Lin Yu-Chen, Jeng King-Song, Lai Michael M C
Institute of Molecular Biology, Academia Sinica, Taipei, Taiwan.
National RNAi Core Facility, Academia Sinica, Taipei, Taiwan.
mBio. 2017 May 23;8(3):e00597-17. doi: 10.1128/mBio.00597-17.
Influenza A virus (IAV) RNA segments are individually packaged with viral nucleoprotein (NP) and RNA polymerases to form a viral ribonucleoprotein (vRNP) complex. We previously reported that NP is a monoubiquitinated protein which can be deubiquitinated by a cellular ubiquitin protease, USP11. In this study, we identified an E3 ubiquitin ligase, CNOT4 (Ccr4-Not transcription complex subunit 4), which can ubiquitinate NP. We found that the levels of viral RNA, protein, viral particles, and RNA polymerase activity in CNOT4 knockdown cells were lower than those in the control cells upon IAV infection. Conversely, overexpression of CNOT4 rescued viral RNP activity. In addition, CNOT4 interacted with the NP in the cell. An ubiquitination assay also showed that NP could be ubiquitinated by -translated CNOT4, but ubiquitination did not affect the protein stability of NP. Significantly, CNOT4 increased NP ubiquitination, whereas USP11 decreased it. Mass spectrometry analysis of ubiquitinated NP revealed multiple ubiquitination sites on the various lysine residues of NP. Three of these, K184, K227, and K273, are located on the RNA-binding groove of NP. Mutations of these sites to arginine reduced viral RNA replication. These results indicate that CNOT4 is a ubiquitin ligase of NP, and ubiquitination of NP plays a positive role in viral RNA replication. Influenza virus, particularly influenza A virus, causes severe and frequent outbreaks among human and avian species. Finding potential target sites for antiviral agents is of utmost importance from the public health point of view. We previously found that viral nucleoprotein (NP) is ubiquitinated, and ubiquitination enhances viral RNA replication. In this study, we found a cellular ubiquitin ligase, CNOT4, capable of ubiquitinating NP. The ubiquitination sites are scattered on the surface of the NP molecule, which is critical for RNA replication. CNOT4 and a ubiquitin protease, USP11, together regulate the extent of NP ubiquitination and thereby the efficiency of RNA replication. This study thus identifies a potential antiviral target site and reveals a novel posttranslational mechanism for regulating viral replication. This represents a novel finding in the literature of influenza virus research.

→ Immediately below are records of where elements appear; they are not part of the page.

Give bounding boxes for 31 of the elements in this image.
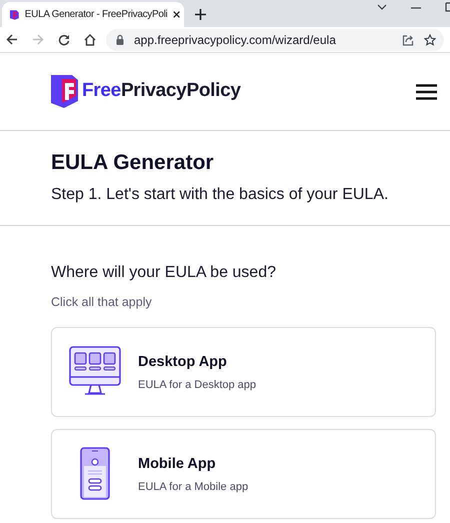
url-text: app.freeprivacypolicy.com/wizard/eula xyxy=(134,32,337,48)
option-card[interactable]: Desktop App EULA for a Desktop app xyxy=(51,327,436,417)
smartphone-icon xyxy=(80,447,110,501)
menu-icon[interactable] xyxy=(416,84,437,100)
back-icon[interactable] xyxy=(6,34,18,45)
lock-icon xyxy=(116,34,124,44)
page-title: EULA Generator xyxy=(51,150,215,176)
browser-tab[interactable]: EULA Generator - FreePrivacyPoli xyxy=(2,2,184,27)
close-icon[interactable] xyxy=(172,10,180,19)
reload-icon[interactable] xyxy=(58,34,70,46)
chevron-down-icon[interactable] xyxy=(377,4,387,10)
desktop-monitor-icon xyxy=(69,346,121,398)
new-tab-icon[interactable] xyxy=(195,9,206,20)
logo-icon xyxy=(51,75,78,108)
option-card[interactable]: Mobile App EULA for a Mobile app xyxy=(51,429,436,519)
share-icon[interactable] xyxy=(402,34,414,46)
option-description: EULA for a Desktop app xyxy=(138,378,256,392)
option-title: Desktop App xyxy=(138,352,228,370)
address-bar[interactable]: app.freeprivacypolicy.com/wizard/eula xyxy=(106,28,444,50)
option-title: Mobile App xyxy=(138,454,217,472)
home-icon[interactable] xyxy=(84,34,96,46)
favicon-icon xyxy=(10,8,19,20)
option-description: EULA for a Mobile app xyxy=(138,480,248,494)
maximize-icon[interactable] xyxy=(445,2,450,12)
brand-name: FreePrivacyPolicy xyxy=(82,79,241,104)
step-description: Step 1. Let's start with the basics of your EULA. xyxy=(51,185,390,205)
hint-text: Click all that apply xyxy=(51,294,153,310)
question-label: Where will your EULA be used? xyxy=(51,263,277,283)
minimize-icon[interactable] xyxy=(411,7,421,9)
star-icon[interactable] xyxy=(424,34,436,46)
tab-title: EULA Generator - FreePrivacyPoli xyxy=(24,8,167,22)
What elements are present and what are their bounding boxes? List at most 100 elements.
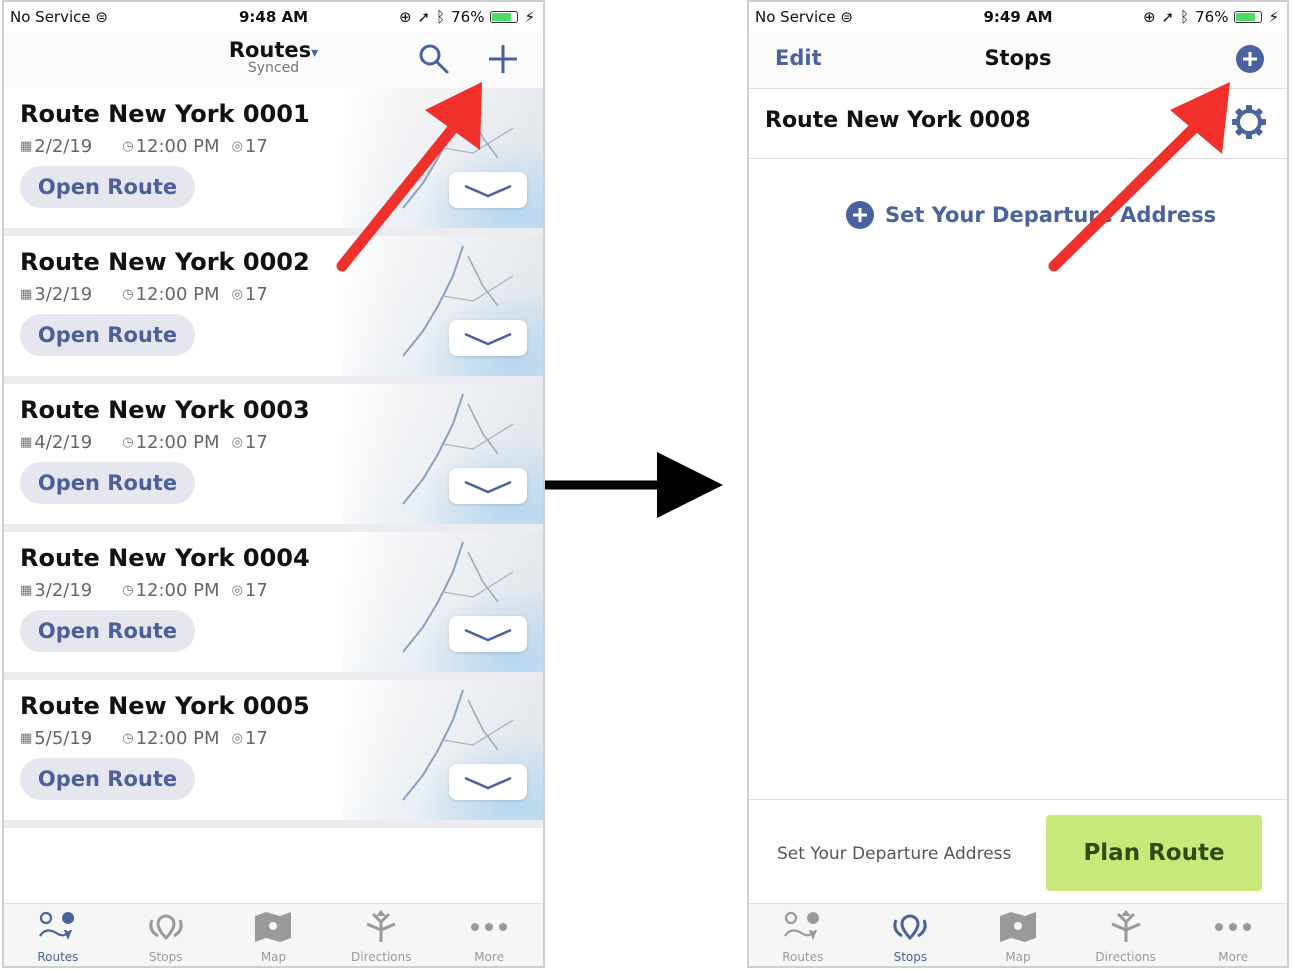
battery-percent: 76% [451, 8, 485, 26]
bluetooth-icon: ᛒ [1180, 8, 1190, 26]
calendar-icon: ▦ [20, 583, 33, 598]
expand-button[interactable] [449, 468, 527, 504]
expand-button[interactable] [449, 764, 527, 800]
status-right: ⊕ ➚ ᛒ 76% ⚡ [399, 8, 535, 26]
route-title: Route New York 0001 [20, 100, 310, 128]
expand-button[interactable] [449, 616, 527, 652]
tab-more[interactable]: More [1179, 904, 1287, 966]
tab-label: Directions [1095, 950, 1156, 964]
charging-icon: ⚡ [524, 8, 535, 26]
route-date: 2/2/19 [34, 136, 93, 157]
route-meta: ▦ 3/2/19 ◷ 12:00 PM ◎ 17 [20, 284, 268, 305]
tab-bar: Routes Stops Map Directions More [4, 903, 543, 966]
clock-icon: ◷ [122, 583, 134, 598]
plan-route-button[interactable]: Plan Route [1046, 815, 1262, 891]
battery-icon [1234, 11, 1263, 23]
route-meta: ▦ 5/5/19 ◷ 12:00 PM ◎ 17 [20, 728, 268, 749]
clock-icon: ◷ [122, 435, 134, 450]
chevron-down-icon [464, 480, 512, 494]
battery-percent: 76% [1195, 8, 1229, 26]
tab-map[interactable]: Map [964, 904, 1072, 966]
clock-icon: ◷ [122, 139, 134, 154]
route-time: 12:00 PM [135, 432, 220, 453]
add-circle-icon [846, 201, 874, 229]
status-bar: No Service ⊜ 9:49 AM ⊕ ➚ ᛒ 76% ⚡ [749, 2, 1287, 32]
chevron-down-icon [464, 628, 512, 642]
directions-icon [366, 910, 396, 942]
tab-routes[interactable]: Routes [4, 904, 112, 966]
tab-directions[interactable]: Directions [327, 904, 435, 966]
open-route-button[interactable]: Open Route [20, 610, 195, 652]
route-stops: 17 [244, 580, 268, 601]
tab-label: Directions [351, 950, 412, 964]
route-stops: 17 [244, 136, 268, 157]
map-icon [999, 912, 1036, 942]
annotation-arrow-add [336, 82, 482, 272]
departure-text: Set Your Departure Address [777, 844, 1012, 864]
route-time: 12:00 PM [135, 284, 220, 305]
tab-label: Routes [782, 950, 824, 964]
more-icon [471, 923, 508, 931]
stops-icon [893, 914, 928, 941]
calendar-icon: ▦ [20, 139, 33, 154]
pin-icon: ◎ [231, 731, 243, 746]
open-route-button[interactable]: Open Route [20, 462, 195, 504]
map-icon [255, 912, 292, 942]
tab-label: Stops [148, 950, 183, 964]
route-card[interactable]: Route New York 0003 ▦ 4/2/19 ◷ 12:00 PM ◎ 1… [4, 384, 543, 532]
routes-icon [783, 911, 819, 940]
route-card[interactable]: Route New York 0005 ▦ 5/5/19 ◷ 12:00 PM ◎ 1… [4, 680, 543, 828]
calendar-icon: ▦ [20, 731, 33, 746]
pin-icon: ◎ [231, 139, 243, 154]
route-card[interactable]: Route New York 0004 ▦ 3/2/19 ◷ 12:00 PM ◎ 1… [4, 532, 543, 680]
route-title: Route New York 0004 [20, 544, 310, 572]
tab-map[interactable]: Map [220, 904, 328, 966]
footer-bar: Set Your Departure Address Plan Route [749, 799, 1287, 906]
route-name: Route New York 0008 [765, 108, 1031, 133]
annotation-arrow-add-stop [1048, 82, 1230, 272]
route-title: Route New York 0003 [20, 396, 310, 424]
route-title: Route New York 0002 [20, 248, 310, 276]
charging-icon: ⚡ [1268, 8, 1279, 26]
calendar-icon: ▦ [20, 287, 33, 302]
tab-label: Map [1005, 950, 1031, 964]
expand-button[interactable] [449, 320, 527, 356]
route-stops: 17 [244, 284, 268, 305]
route-title: Route New York 0005 [20, 692, 310, 720]
bluetooth-icon: ᛒ [436, 8, 446, 26]
dropdown-caret-icon: ▾ [311, 45, 319, 61]
calendar-icon: ▦ [20, 435, 33, 450]
route-date: 3/2/19 [34, 284, 93, 305]
tab-label: More [474, 950, 504, 964]
route-meta: ▦ 4/2/19 ◷ 12:00 PM ◎ 17 [20, 432, 268, 453]
stops-icon [149, 914, 183, 941]
route-time: 12:00 PM [135, 136, 220, 157]
location-icon: ➚ [1161, 8, 1175, 26]
tab-directions[interactable]: Directions [1072, 904, 1180, 966]
open-route-button[interactable]: Open Route [20, 758, 195, 800]
tab-label: Map [260, 950, 287, 964]
location-icon: ➚ [417, 8, 431, 26]
tab-stops[interactable]: Stops [857, 904, 965, 966]
chevron-down-icon [464, 332, 512, 346]
pin-icon: ◎ [231, 287, 243, 302]
pin-icon: ◎ [231, 583, 243, 598]
tab-routes[interactable]: Routes [749, 904, 857, 966]
open-route-button[interactable]: Open Route [20, 166, 195, 208]
tab-bar: Routes Stops Map Directions More [749, 903, 1287, 966]
open-route-button[interactable]: Open Route [20, 314, 195, 356]
tab-stops[interactable]: Stops [112, 904, 220, 966]
route-meta: ▦ 2/2/19 ◷ 12:00 PM ◎ 17 [20, 136, 268, 157]
routes-icon [38, 911, 74, 940]
battery-icon [490, 11, 519, 23]
nav-title: Routes [228, 38, 312, 62]
tab-label: More [1218, 950, 1249, 964]
status-bar: No Service ⊜ 9:48 AM ⊕ ➚ ᛒ 76% ⚡ [4, 2, 543, 32]
clock-icon: ◷ [122, 287, 134, 302]
clock-icon: ◷ [122, 731, 134, 746]
lock-rotation-icon: ⊕ [1142, 8, 1156, 26]
route-time: 12:00 PM [135, 580, 220, 601]
tab-more[interactable]: More [435, 904, 543, 966]
transition-arrow-icon [545, 452, 723, 518]
nav-title: Stops [984, 46, 1052, 70]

甲型流感病毒(IAV)的RNA片段与病毒核蛋白(NP)和RNA聚合酶分别包装在一起,形成病毒核糖核蛋白(vRNP)复合物。我们之前报道过NP是一种单泛素化蛋白,可被细胞泛素蛋白酶USP11去泛素化。在本研究中,我们鉴定出一种E3泛素连接酶CNOT4(Ccr4-Not转录复合物亚基4),它可以使NP泛素化。我们发现,在IAV感染后,CNOT4敲低细胞中的病毒RNA、蛋白质、病毒颗粒水平以及RNA聚合酶活性均低于对照细胞。相反,CNOT4的过表达挽救了病毒RNP活性。此外,CNOT4在细胞中与NP相互作用。泛素化实验还表明,体外翻译的CNOT4可以使NP泛素化,但泛素化并不影响NP的蛋白质稳定性。值得注意的是,CNOT4增加了NP的泛素化,而USP11则降低了它。对泛素化NP的质谱分析揭示了NP不同赖氨酸残基上的多个泛素化位点。其中三个位点K184、K227和K273位于NP的RNA结合凹槽上。将这些位点突变为精氨酸会降低病毒RNA复制。这些结果表明CNOT4是NP的泛素连接酶,NP的泛素化在病毒RNA复制中起积极作用。流感病毒,尤其是甲型流感病毒,在人类和禽类中引起严重且频繁的疫情爆发。从公共卫生的角度来看,寻找抗病毒药物的潜在靶点至关重要。我们之前发现病毒核蛋白(NP)被泛素化,并且泛素化增强了病毒RNA复制。在本研究中,我们发现一种能够使NP泛素化的细胞泛素连接酶CNOT4。泛素化位点分散在NP分子表面,这对RNA复制至关重要。CNOT4和泛素蛋白酶USP11共同调节NP泛素化的程度,从而调节RNA复制的效率。因此,本研究确定了一个潜在的抗病毒靶点,并揭示了一种调节病毒复制的新型翻译后机制。这是流感病毒研究文献中的一项新发现。